Filed on August 3, 2015 with the District Court for the District of Columbia, the suit challenges the constitutionality of Federal Election Campaign Act (FECA) provisions that regulate federal campaign activity by state and local parties.
Under the law, state party committees and their local affiliates may set up federal accounts. These federal accounts are separate from regular party accounts and are used in connection with federal campaign activity.
Funds deposited in federal accounts are subject to FECA rules.
Federal campaign activity regulated under FECA involves get-out-the vote efforts, voter identification tracking, voter registration, and generic party building activity. It also entails advertising that supports or opposes candidates for national office.
By law, these federally-related efforts must be paid with funds out of the federal account or by an allocation between it and the non-federal account.
Administration costs, rent, and utilities are examples of costs that may be allocated.
The Plaintiffs argue that the provisions of FECA that regulate state and local federal activity violate their First Amendment rights of speech and association.
The Republican Party of Louisiana is seeking to establish an independent communications-only account that would pay for communications conducted on behalf of federal campaigns.
The plaintiffs are challenging FECA provisions that require activities like voter registration, voter identification, and get-out-the-vote efforts to be paid for with funds subject to the restrictions on federal activity by state and local parties.
The Republican Party of Louisiana wants to be free of contribution limits for these activities just like super PACs, which disclose their contributors, and other independent groups that are not subject to public scrutiny.
The plaintiffs are requesting a three-judge panel of the D.C. District Court to hear the challenge, which would allow the case to be heard by the U.S. Supreme Court on direct appeal.
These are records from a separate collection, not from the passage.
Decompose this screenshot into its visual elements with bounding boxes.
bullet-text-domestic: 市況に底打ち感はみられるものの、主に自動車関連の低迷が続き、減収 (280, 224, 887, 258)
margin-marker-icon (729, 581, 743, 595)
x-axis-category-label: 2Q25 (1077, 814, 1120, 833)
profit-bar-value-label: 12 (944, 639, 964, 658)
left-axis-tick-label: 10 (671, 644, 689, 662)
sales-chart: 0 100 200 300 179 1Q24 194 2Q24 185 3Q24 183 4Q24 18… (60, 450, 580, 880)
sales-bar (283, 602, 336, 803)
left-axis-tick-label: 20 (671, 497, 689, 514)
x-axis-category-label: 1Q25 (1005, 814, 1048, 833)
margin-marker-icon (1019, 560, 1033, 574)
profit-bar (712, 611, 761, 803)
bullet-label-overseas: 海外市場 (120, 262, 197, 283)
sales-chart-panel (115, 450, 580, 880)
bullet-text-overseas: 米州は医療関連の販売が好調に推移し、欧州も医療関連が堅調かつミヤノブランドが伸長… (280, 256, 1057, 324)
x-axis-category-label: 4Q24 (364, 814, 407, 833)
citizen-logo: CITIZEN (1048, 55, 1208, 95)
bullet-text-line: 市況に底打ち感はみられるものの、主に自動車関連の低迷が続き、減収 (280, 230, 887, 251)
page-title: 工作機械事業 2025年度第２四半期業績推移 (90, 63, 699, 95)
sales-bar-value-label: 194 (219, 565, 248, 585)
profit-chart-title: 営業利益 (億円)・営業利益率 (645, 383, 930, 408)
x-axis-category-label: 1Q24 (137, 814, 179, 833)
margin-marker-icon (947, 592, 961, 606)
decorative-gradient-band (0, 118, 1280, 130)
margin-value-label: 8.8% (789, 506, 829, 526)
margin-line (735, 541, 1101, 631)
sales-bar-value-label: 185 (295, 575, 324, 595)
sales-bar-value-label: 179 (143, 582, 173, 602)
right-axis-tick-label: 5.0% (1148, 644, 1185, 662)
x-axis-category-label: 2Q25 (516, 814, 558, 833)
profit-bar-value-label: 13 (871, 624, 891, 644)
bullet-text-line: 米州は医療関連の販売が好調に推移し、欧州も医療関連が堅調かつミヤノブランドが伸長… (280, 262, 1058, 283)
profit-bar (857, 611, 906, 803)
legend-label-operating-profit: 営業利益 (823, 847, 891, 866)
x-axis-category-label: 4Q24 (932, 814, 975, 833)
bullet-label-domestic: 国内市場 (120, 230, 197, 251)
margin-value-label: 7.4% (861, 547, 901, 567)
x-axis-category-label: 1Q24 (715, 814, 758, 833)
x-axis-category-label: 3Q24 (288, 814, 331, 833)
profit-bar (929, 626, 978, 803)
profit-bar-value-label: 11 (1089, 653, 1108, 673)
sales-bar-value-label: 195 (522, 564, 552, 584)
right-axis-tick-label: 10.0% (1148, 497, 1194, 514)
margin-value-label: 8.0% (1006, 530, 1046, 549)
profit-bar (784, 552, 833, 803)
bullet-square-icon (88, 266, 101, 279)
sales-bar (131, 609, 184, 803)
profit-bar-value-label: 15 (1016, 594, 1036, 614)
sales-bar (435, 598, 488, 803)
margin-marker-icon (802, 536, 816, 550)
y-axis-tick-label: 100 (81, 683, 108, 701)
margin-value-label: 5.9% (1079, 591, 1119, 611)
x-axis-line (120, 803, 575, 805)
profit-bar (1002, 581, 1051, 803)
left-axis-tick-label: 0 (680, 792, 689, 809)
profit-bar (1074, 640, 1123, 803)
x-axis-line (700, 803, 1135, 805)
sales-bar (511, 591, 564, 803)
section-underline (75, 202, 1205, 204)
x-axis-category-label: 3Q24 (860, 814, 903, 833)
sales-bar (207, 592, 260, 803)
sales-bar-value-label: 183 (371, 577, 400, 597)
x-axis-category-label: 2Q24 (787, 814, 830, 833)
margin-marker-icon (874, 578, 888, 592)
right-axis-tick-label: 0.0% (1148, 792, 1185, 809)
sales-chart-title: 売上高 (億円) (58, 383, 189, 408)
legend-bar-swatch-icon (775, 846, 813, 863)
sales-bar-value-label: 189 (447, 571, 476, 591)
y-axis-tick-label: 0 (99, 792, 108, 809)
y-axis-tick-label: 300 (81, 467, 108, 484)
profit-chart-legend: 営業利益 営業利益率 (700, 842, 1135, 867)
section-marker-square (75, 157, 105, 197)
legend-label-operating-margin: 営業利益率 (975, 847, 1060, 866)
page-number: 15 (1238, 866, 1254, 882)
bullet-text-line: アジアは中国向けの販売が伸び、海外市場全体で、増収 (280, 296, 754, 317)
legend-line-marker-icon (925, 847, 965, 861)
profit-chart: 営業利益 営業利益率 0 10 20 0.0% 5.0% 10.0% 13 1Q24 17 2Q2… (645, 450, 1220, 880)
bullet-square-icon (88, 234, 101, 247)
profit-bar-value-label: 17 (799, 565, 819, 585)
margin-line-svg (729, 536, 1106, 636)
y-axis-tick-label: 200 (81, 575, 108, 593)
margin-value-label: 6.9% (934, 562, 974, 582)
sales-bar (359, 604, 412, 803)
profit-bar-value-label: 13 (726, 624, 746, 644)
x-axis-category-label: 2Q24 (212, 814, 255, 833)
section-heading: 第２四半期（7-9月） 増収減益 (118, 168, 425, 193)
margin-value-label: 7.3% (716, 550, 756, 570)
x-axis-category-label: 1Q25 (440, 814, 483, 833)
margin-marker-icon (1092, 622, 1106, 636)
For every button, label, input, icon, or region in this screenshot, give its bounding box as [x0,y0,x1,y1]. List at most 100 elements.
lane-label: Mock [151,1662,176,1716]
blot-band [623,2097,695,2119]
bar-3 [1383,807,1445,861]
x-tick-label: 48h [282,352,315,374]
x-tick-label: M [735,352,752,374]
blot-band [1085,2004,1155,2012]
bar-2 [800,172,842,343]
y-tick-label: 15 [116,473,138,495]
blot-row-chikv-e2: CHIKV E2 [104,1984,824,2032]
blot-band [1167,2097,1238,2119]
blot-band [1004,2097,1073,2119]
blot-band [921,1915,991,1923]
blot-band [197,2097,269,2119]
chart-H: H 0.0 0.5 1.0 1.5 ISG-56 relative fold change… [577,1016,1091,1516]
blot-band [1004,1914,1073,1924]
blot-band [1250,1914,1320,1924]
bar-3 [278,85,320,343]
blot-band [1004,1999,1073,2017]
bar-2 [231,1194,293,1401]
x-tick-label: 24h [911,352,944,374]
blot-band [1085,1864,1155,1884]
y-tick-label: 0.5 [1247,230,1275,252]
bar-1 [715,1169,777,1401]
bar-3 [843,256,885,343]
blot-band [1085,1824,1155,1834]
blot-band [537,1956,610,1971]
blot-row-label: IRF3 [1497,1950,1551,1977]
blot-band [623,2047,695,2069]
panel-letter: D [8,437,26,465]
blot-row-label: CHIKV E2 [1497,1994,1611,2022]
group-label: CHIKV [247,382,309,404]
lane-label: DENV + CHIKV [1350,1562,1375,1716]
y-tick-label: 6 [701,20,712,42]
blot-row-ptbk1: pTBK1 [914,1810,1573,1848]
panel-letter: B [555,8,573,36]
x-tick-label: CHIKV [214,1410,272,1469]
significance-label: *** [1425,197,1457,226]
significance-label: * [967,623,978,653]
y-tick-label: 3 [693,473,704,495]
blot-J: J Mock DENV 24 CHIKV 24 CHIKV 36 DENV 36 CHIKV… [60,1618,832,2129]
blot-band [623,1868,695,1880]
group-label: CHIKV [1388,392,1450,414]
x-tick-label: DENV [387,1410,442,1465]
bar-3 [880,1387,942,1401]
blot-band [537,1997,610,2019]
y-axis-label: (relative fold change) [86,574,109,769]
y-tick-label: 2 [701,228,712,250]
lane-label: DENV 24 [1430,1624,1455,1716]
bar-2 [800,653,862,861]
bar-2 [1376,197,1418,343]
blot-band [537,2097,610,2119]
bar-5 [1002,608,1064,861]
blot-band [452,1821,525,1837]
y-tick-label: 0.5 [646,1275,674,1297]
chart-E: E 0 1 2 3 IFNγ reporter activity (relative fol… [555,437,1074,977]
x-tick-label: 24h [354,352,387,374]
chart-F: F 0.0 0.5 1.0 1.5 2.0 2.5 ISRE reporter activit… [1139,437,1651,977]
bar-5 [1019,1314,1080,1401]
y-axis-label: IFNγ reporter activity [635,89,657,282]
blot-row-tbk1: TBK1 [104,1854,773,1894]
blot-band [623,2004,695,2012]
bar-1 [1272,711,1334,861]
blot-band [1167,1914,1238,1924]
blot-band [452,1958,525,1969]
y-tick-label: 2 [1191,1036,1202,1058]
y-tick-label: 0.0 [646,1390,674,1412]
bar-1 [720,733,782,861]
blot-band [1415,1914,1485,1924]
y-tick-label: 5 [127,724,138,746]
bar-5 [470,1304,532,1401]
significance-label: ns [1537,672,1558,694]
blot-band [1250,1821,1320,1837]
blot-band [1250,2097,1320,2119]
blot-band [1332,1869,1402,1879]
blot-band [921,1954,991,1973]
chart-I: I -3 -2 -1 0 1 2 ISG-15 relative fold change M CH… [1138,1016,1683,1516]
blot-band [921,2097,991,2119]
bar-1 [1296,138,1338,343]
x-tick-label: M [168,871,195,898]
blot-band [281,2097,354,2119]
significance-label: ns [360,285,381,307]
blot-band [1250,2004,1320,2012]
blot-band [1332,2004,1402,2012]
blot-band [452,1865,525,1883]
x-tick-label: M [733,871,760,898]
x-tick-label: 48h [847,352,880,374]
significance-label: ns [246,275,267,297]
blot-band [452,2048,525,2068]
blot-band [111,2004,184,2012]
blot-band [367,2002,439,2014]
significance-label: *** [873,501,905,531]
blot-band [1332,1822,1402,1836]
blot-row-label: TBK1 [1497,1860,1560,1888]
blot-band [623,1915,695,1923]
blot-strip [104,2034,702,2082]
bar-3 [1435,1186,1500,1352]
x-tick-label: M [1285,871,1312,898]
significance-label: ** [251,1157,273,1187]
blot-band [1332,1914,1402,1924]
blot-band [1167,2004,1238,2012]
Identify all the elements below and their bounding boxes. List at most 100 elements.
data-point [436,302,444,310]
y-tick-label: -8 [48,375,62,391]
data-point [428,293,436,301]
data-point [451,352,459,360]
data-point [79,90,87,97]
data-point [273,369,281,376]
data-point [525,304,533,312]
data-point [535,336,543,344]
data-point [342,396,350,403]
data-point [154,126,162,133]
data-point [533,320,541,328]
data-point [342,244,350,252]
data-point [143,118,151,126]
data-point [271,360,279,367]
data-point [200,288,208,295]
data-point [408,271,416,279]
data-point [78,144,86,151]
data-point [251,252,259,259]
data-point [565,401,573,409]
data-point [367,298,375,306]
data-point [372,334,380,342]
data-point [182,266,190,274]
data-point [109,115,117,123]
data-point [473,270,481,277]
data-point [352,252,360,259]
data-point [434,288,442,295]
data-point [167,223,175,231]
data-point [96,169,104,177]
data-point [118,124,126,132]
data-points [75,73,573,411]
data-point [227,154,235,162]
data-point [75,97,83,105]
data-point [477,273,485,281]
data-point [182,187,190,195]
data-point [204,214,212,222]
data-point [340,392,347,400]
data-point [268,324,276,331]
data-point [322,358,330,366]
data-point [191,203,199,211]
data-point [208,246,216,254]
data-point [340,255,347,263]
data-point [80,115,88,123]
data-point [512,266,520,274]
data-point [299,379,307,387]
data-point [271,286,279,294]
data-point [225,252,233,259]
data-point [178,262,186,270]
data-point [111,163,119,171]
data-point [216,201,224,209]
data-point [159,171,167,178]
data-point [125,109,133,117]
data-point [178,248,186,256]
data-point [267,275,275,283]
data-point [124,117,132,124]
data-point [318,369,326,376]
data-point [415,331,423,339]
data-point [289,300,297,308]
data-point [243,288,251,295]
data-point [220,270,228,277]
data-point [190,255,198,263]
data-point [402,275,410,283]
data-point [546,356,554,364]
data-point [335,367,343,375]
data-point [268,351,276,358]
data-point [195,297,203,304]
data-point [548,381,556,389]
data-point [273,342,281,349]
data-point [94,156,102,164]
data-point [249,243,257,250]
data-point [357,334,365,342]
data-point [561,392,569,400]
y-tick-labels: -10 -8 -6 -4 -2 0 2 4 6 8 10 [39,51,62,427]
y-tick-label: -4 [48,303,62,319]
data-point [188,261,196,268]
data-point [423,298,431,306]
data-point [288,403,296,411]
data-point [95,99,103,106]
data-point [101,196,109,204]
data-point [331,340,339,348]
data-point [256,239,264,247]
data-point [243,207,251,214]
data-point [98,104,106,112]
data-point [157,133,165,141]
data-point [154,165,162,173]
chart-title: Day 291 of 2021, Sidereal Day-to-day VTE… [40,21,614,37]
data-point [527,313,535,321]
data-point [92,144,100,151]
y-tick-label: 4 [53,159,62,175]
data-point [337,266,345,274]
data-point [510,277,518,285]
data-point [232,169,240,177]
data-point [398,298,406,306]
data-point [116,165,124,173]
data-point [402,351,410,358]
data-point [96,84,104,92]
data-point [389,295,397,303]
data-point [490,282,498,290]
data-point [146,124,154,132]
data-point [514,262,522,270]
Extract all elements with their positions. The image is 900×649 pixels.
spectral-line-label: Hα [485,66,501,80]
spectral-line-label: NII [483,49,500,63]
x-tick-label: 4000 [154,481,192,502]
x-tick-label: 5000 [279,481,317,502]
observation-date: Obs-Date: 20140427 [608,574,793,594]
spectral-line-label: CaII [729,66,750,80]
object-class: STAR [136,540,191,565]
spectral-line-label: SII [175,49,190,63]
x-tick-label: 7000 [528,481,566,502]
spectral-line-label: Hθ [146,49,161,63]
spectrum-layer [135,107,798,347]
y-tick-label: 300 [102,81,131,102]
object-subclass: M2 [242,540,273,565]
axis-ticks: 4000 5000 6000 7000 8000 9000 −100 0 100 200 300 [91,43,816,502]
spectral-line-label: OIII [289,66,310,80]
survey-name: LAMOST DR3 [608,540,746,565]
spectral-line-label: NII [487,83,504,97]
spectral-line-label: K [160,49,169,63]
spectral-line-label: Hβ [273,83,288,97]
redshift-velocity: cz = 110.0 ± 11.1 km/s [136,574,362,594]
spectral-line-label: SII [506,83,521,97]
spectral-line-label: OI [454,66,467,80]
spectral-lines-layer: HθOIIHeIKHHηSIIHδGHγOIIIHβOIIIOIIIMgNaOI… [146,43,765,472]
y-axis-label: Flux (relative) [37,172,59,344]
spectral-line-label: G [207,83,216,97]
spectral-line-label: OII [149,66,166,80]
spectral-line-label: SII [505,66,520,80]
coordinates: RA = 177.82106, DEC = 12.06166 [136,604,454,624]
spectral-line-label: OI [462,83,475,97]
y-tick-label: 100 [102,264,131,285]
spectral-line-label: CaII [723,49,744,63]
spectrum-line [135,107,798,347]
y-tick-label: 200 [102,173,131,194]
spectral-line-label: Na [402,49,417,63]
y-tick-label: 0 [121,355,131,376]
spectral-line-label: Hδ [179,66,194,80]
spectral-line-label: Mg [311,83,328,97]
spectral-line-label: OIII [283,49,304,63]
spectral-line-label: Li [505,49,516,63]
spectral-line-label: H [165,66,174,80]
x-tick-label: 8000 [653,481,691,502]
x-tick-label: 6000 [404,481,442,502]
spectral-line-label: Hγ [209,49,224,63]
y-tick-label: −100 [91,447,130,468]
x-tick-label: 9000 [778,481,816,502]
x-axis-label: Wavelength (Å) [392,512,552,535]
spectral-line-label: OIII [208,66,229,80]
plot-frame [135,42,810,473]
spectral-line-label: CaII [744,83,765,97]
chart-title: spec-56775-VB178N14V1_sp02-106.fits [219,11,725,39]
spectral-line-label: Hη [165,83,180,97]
If the Supreme Court ultimately hears the case on appeal, there is more than a good chance it will find limitations on state and local party activity unconstitutional.
In other words, it will lift contribution limits on state and local party federal accounts.
While well-intentioned reformers will scoff at a ruling that deems FECA provisions unconstitutional, such a decision would represent a commonsense approach toward leveling the playing field between political parties and independent groups.
Why should state and local parties be handcuffed relative to efforts to support their federal candidates?
Why should they be treated differently from independent, outside groups, whose fundraising is not subject to contribution limits and who can spend wildly on candidates much of it in the dark?
Parties represent a broad coalition of people, are subject to federal and state statutes, are regulated in terms of their organizational structure, subject to contribution limits, and subject to strict disclosure requirements.
Certainly, a decision that would put them at par with independent groups in terms of state and local federal activity is warranted.
Such a decision would impact New Jersey parties as well. In recent years, party activity at the state and local level has been dwarfed by independent groups.
In the 2013 state elections, outside groups spent $41 million to $14 million by the parties.
Already in this year’s Assembly contest, significant money is being spent by independent groups like General Majority PAC in the 1st and 2nd legislative districts. It is expected that independent spending will play an important part in the 38th district, and perhaps even in 11th and 16th.
In previous columns, proposals have been advanced for strengthening the political party system in New Jersey to offset the influence of independent groups.
They include: requiring independent groups to disclose their activities; capturing PACs under the pay-to-play law, while exempting parties from it; permitting political parties to contribute to gubernatorial candidates; and, increasing contribution limits for parties.
A decision by the Court that lifts restrictions on the use of state and local party federal accounts would be a step in the right direction in terms of rebuilding the parties.
Jeff Brindle is the Executive Director of the New Jersey Election Law Enforcement Commission. The opinions presented here are his own and not necessarily those of the Commission.